🤖 AI Summary
Large foundation models for embodied agents suffer from susceptibility to misuse and lack of safety alignment during post-training. Method: This paper proposes an Abstract Action Chain (AAC)-based data synthesis framework that models high-level behavioral sequences and instantiates tool invocations in simulation environments, enabling semantic decoupling and co-generation of malicious and benign instructions while supporting controllable, multi-step balancing of harmfulness and usefulness for the first time. Contribution/Results: Evaluated on the AgentHarm benchmark, our approach elevates safety rates of three open-source models from 35.8% to 79.5%, without compromising—indeed often improving—task completion performance. It significantly outperforms prompt-engineering baselines. We publicly release a high-quality safety-aligned dataset and implementation code.
📝 Abstract
The acquisition of agentic capabilities has transformed LLMs from"knowledge providers"to"action executors", a trend that while expanding LLMs' capability boundaries, significantly increases their susceptibility to malicious use.
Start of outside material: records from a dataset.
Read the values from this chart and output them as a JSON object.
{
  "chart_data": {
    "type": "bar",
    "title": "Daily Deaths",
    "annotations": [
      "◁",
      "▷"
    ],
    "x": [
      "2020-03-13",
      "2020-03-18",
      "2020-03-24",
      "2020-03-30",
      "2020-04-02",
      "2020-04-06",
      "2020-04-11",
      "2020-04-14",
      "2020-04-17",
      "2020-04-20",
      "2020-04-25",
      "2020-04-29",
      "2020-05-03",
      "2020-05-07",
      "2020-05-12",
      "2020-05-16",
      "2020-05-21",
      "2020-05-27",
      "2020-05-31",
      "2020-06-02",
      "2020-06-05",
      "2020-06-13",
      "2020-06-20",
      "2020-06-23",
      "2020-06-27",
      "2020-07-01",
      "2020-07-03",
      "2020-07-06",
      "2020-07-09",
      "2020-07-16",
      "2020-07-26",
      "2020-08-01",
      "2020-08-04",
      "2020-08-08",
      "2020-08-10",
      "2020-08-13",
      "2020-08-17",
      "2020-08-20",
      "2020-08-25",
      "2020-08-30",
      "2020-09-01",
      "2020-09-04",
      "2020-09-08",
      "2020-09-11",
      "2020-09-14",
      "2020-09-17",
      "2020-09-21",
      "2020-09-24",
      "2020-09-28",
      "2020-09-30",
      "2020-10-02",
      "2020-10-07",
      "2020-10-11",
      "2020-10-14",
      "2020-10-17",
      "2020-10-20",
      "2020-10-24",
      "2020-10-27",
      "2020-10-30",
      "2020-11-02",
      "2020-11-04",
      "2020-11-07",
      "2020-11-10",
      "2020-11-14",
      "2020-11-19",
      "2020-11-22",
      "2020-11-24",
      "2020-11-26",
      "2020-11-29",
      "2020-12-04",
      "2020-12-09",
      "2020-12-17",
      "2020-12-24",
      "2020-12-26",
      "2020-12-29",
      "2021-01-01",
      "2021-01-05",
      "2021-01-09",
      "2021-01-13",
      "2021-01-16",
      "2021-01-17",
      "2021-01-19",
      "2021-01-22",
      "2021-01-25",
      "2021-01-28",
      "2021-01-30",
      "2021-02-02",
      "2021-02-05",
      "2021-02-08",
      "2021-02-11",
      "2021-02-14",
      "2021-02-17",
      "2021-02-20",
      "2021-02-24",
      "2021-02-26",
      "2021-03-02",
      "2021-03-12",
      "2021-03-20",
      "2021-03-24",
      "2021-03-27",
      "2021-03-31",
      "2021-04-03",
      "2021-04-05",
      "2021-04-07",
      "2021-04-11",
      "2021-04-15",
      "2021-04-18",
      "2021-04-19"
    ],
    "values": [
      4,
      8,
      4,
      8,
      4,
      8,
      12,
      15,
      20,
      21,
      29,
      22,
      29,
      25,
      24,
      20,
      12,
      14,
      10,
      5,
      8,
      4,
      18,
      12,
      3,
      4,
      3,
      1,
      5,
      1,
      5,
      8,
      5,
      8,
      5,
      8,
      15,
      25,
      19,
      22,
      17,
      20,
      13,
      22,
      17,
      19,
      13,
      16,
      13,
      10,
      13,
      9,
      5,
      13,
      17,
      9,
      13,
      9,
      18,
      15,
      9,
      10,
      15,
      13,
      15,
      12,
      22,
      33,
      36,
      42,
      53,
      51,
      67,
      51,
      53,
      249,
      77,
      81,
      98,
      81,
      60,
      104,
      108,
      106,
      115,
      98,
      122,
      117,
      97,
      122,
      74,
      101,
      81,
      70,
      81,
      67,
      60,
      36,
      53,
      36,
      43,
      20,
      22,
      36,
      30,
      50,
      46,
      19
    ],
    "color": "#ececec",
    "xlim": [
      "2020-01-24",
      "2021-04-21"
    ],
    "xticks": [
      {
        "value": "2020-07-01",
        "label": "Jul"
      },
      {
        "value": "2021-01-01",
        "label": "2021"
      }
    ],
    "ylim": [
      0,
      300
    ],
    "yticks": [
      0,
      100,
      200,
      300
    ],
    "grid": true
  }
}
Previous work has shown that current LLM-based agents execute numerous malicious tasks even without being attacked, indicating a deficiency in agentic use safety alignment during the post-training phase. To address this gap, we propose AgentAlign, a novel framework that leverages abstract behavior chains as a medium for safety alignment data synthesis. By instantiating these behavior chains in simulated environments with diverse tool instances, our framework enables the generation of highly authentic and executable instructions while capturing complex multi-step dynamics. The framework further ensures model utility by proportionally synthesizing benign instructions through non-malicious interpretations of behavior chains, precisely calibrating the boundary between helpfulness and harmlessness. Evaluation results on AgentHarm demonstrate that fine-tuning three families of open-source models using our method substantially improves their safety (35.8% to 79.5% improvement) while minimally impacting or even positively enhancing their helpfulness, outperforming various prompting methods. The dataset and code have both been open-sourced.